Security is a priority because districts house sensitive student, staff and financial data, so data is encrypted. VMware vCloud Director management software, combined with the rest of the infrastructure, allows administrators to separate each district's software and data. "We're using next-generation, multitenant converged infrastructure," Radford says. "We can implement virtual data centers inside of it and logically separate them out, so the tenants are segregated and secure from each other."

Some of the F5 equipment in the IlliniCloud infrastructure came from CDW•G, but Peterson and Radford turned to the company primarily for its consultation services. They talked to several solution architects and visited CDW•G's data center in Madison, Wis., which provides managed services. During the site visit, they also spoke with CDW•G technology specialists about ensuring the IlliniCloud's reliability and security.

"CDW•G has a good set of networking and storage people who had great knowledge in areas we lacked," Radford says. "They gave us good guidance and served as a sounding board for us."

Future Plans for IlliniCloud

During the proof-of-concept phase, IlliniCloud organizers provided free services to districts once they paid a small annual membership fee based on their size. Peterson and Radford focused initially on delivering services to those districts with the greatest need. Among other things, the IlliniCloud hosted other districts' web servers, library management software, and student information and course management systems. It also provided test environments for district IT administrators.

The cloud infrastructure is currently running 150 VMs and has enough capacity to handle the IT workload of up to 400 districts. But without a large budget to work with, the core IlliniCloud team is ramping up services slowly.

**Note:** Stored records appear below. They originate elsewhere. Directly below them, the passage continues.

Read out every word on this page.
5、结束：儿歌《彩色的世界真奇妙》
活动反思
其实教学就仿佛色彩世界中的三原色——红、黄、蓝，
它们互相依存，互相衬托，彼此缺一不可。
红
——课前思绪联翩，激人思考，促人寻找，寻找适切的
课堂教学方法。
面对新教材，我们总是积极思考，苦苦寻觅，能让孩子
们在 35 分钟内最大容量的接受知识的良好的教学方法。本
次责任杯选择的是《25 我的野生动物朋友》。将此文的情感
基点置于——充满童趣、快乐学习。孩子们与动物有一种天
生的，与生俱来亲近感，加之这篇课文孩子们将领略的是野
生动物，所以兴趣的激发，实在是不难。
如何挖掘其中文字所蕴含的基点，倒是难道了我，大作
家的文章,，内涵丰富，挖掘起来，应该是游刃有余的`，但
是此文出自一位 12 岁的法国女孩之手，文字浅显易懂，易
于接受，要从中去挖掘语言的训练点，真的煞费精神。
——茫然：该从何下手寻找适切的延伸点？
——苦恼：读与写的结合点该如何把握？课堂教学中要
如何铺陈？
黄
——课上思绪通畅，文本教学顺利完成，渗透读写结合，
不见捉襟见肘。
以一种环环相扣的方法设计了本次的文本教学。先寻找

Eventually they plan to offer enterprise applications as hosted software that districts can subscribe to and not have to install themselves. As budget allows, they also hope to launch a statewide data collection and data warehousing system that will improve operational efficiencies by allowing each district to integrate disparate school systems (including student enrollment and demographic data, grades and state test scores, and data from food service, transportation and special education systems).

In the meantime, the team is testing e-mail list servers, online file storage for teachers and students, and an open-source video-sharing system that allows teachers to record lectures and share them online. The IlliniCloud also is hosting Discovery Education videos, serving as a content delivery network that speeds the delivery of videos to Illinois schools.

Over the next three years, organizers hope to increase the IlliniCloud's membership from 150 to 400 districts. Peterson and Radford expect districts will opt in and out of the program as their technology needs grow and change over time. They believe the IlliniCloud will succeed because it provides schools with state-of-the-art IT resources that they couldn't otherwise afford, and because the cloud is specifically built for local schools.

Unlike public clouds, the data stored in the IlliniCloud will stay within the state – on a trusted, secure, internal network. Districts will always have complete control of their data, Radford says. "Schools trust us because we're a network of peers," he explains. "We won't try to raise rates and make money off the backs of schools."